- Interactive map of Leego
- Coordinates: 2°43′00″N 44°30′00″E﻿ / ﻿2.71667°N 44.50000°E
- Country: Somalia
- Regional State: South West
- Region: Lower Shabelle

Government
- • Mayor: Adan Ahmed, Adan Yarow

Population (2006)
- • Total: 20,000
- Estimated
- Time zone: UTC+3 (EAT)

= Leego, Somalia =

Leego, (ليغو; Leego) is a town located in Lower Shabelle, Somalia. It is situated 100 kilometres northwest of the capital Mogadishu and approximately 20 km west of Yaqbiriweyne and 54 km east of Burhakaba. It is located on the road between Burhakaba and Bali Dogle in the Lower Shabelle region.

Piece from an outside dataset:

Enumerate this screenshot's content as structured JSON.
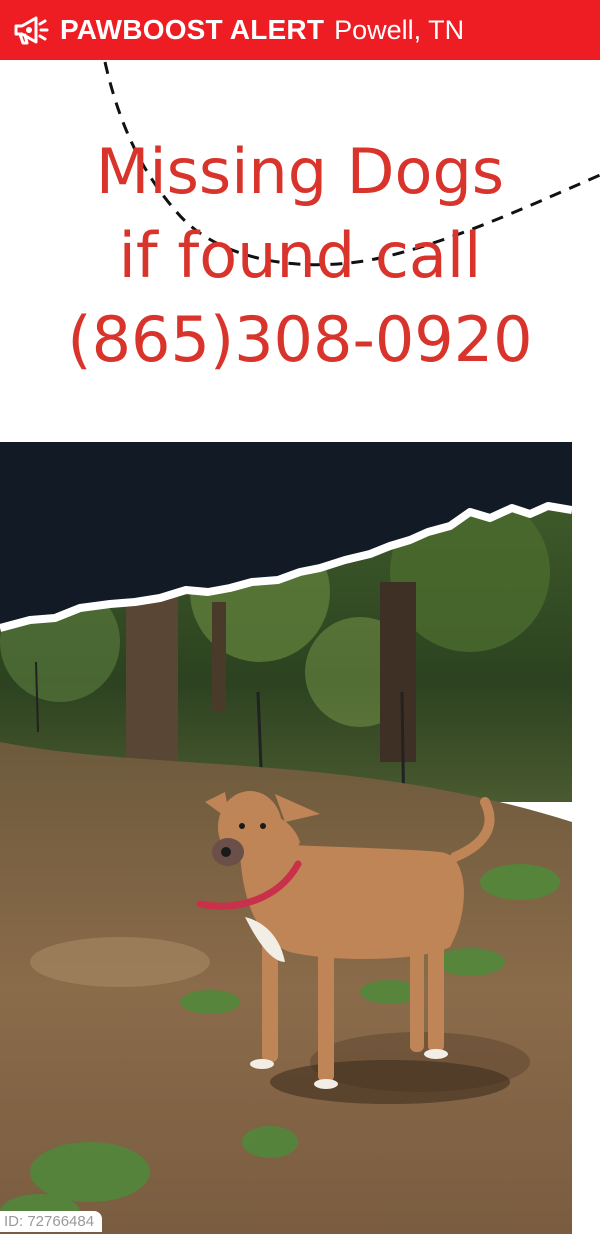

==Administrative divisions==
Jiira Kulow, Yaq Domar, Qardho, Saah Weyn, Saah Yar, Sarar Gobo, Jameeca. EL Bashir and many more villages fall under the administration of Leego

== Demographics ==
The district has a total population of 129,811.It is inhabited by the subclans Makahiil and Calofi Gaalje'el.

== History ==
In 2006, the village was the site of the Battle of Jowhar between forces of the Somali Transitional Federal Government and the Islamic Courts Union. In 2015, the area was the scene of heavy fighting between al-Shabaab militants and African Union troops in May and June 2015 with one notable instance being the Battle of Leego. In 2017, the town was retaken by al-Shabaab following the withdrawal of AMISOM troops as result of the Golweyn ambush. In August 2017, the AMISOM high command reportedly assured Leego's mayor, Abukar Abdullahi Isak Al-Adaala that the Ethiopian military would soon send new troops in order to reconquer Leego.